Wie unsere Schule zu ihrem Namen kam
von Hannelore Schulz, Lehrerin von 1966 – 2005
Als unsere Schule am 15. September 1966 eröffnet wurde, war sie noch namenlos. Sie lief unter der Bezeichnung 11. Grundschule Neukölln, aber natürlich sollte sie bald einen richtigen Namen bekommen. Also machten sich die Kollegen auf Namensuche. Das war nicht so einfach, denn alle Namen, die uns passend zu einer Grundschule erschienen, waren in Berlin schon vergeben. Schließlich schlug ein Kollege den damals populären Pädagogen Paul Heimann vor und das Kollegium folgte seinem Vorschlag, aber das Schulamt winkte ab: Paul Heimann lebte noch und es war nicht üblich, Schulen nach noch lebenden Personen zu benennen. Die Suche begann von neuem. Man durchforschte die Rudower Heimatgeschichte und stieß auf die Schulmeister Jahnke und Bölsche, auf den Lustgärtner Hanff und auf den Grundbesitzer Benda – sicher ehrenwerte Rudower Bürger, aber als Namenspatron für unsere Schule konnten wir sie uns nicht vorstellen. Was kam außer Persönlichkeiten sonst noch in Frage? Andere Schulen im Süden Neuköllns, die etwa zur selben Zeit erbaut wurden, nannten sich nach ihrer Lage, z.B. „Schule an den Achterhöfen“ oder „Regenweiher-Schule“. In unserer Nähe lag damals noch die Müllkippe, der heutige Dörferblick, aber „Schule an der Müllkippe“ klang nicht sehr einladend.

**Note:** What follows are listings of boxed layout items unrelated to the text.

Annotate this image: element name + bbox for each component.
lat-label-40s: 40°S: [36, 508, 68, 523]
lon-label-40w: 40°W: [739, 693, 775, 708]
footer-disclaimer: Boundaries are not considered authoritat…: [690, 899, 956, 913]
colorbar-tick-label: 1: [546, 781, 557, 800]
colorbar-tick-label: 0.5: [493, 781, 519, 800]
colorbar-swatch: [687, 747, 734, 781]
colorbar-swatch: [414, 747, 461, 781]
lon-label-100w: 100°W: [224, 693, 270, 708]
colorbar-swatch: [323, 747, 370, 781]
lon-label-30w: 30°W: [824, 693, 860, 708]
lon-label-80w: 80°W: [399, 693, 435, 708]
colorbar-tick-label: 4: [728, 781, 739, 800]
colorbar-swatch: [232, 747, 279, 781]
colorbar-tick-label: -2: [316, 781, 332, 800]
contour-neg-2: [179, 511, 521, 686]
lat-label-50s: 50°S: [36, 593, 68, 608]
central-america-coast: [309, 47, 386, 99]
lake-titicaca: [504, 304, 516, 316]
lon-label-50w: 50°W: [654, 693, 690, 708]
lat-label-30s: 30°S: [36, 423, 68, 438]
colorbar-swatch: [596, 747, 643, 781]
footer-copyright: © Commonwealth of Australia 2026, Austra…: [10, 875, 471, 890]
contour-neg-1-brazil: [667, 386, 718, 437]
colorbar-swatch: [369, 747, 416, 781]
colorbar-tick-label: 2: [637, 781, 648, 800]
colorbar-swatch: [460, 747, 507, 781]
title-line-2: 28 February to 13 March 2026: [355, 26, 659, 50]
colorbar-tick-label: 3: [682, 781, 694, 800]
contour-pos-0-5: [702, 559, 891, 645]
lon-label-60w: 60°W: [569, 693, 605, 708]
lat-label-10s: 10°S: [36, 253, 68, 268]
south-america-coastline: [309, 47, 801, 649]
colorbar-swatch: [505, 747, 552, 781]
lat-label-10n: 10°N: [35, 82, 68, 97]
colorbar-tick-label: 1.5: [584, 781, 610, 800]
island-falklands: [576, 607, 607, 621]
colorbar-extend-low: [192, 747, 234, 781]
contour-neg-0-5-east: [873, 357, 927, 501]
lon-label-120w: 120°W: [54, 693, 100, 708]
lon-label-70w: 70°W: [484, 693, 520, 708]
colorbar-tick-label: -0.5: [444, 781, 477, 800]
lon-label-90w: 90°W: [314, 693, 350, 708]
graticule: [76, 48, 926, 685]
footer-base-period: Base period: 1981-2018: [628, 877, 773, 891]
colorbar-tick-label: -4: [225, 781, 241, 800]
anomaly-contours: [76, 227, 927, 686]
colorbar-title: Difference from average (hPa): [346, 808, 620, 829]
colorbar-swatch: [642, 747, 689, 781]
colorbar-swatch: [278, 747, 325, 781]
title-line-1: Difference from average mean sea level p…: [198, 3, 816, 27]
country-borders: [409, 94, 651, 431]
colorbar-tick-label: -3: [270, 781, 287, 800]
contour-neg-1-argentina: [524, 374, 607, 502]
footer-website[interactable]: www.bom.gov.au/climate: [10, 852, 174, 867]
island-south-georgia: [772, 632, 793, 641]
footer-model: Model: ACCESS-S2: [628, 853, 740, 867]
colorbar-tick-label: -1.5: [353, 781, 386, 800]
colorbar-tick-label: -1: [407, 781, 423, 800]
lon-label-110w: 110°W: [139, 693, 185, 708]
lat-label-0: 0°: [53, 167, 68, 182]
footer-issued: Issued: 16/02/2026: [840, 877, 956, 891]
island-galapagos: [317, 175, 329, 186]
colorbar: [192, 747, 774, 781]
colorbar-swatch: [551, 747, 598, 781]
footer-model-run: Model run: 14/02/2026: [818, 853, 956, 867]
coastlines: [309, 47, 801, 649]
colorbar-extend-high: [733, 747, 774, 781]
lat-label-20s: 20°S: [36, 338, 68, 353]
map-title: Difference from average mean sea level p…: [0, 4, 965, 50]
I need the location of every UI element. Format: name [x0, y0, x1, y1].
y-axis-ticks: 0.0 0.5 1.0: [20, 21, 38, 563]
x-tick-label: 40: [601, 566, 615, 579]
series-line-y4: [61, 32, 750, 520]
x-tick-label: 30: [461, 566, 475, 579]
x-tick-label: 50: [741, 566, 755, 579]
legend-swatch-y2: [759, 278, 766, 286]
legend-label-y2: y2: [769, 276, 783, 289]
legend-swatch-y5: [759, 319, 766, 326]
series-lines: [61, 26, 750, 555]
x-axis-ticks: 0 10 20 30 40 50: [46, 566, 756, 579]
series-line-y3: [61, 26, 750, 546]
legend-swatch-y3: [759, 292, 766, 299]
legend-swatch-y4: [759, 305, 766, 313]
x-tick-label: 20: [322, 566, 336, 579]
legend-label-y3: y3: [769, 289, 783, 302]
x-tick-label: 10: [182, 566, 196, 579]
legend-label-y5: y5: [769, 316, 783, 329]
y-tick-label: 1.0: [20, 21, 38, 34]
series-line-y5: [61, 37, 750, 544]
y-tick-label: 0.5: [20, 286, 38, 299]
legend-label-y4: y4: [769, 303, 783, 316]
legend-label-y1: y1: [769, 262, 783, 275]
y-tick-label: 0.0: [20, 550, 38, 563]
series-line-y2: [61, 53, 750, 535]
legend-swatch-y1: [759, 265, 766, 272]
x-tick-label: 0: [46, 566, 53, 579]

Da kam mir im Geschichtsunterricht eine Idee. Das alte Griechenland stand auf dem Plan und dazu gehörte natürlich die Geschichte Heinrich Schliemanns. Mich beeindruckte, wie beharrlich Schliemann seinen Kindheitstraum, das verschwundene Troja zu suchen, sein Leben langverfolgte. In dieser Beziehung schien er mir ein Vorbild für Kinder zu sein: Wenn du dir ein Ziel setzt und es unbeirrt verfolgst, kannst du es erreichen. Dazu kam, dass man auch jüngere Schüler für die spannende Lebensgeschichte Schliemanns interessieren kann. Dass Schliemann als Archäologe Fehler gemacht und deshalb von vielen Berufskollegen angegriffen wurde, war mir damals noch nicht bewusst, hätte aber auch meinen Vorschlag nicht beeinflusst. Bei den damaligen Kollegen fand ich Zustimmung. Nun musste noch die Frage geklärt werden, ob schon eine andere Schule den Namen Schliemanns trug. Tatsächlich gab es eine Schliemann-Schule, aber – wir schreiben das Jahr 1967 – sie lag in Ostberlin. Deshalb war das auch für das Schulamt kein Problem – an eine Wiedervereinigung gut 5 Jahre nach dem Mauerbau dachte damals niemand.
Und so konnte unsere Schule am 9./10. März 1967 im Rahmen der Veranstaltung „Tage der offenen Schultür“ auf den Namen „Schliemann-Grundschule“ getauft werden.
Unser Schulsymbol - Das Trojanische Pferd - wurde erst 25 Jahre später (Zum 25jährigen Bestehen im Schuljahr 1990/1991) auf dem Schulhof errichtet. Das geschah dank des Einsatzes des damaligen Verwaltungsleiters der Justizvollzugsanstalt Tegel, Herrn Baer.
Für die Schüler war das ein spannendes Ereignis und ein großer Höhepunkt. Seitdem trifft man sich auf dem Schulhof einfach an unserem "Pferd".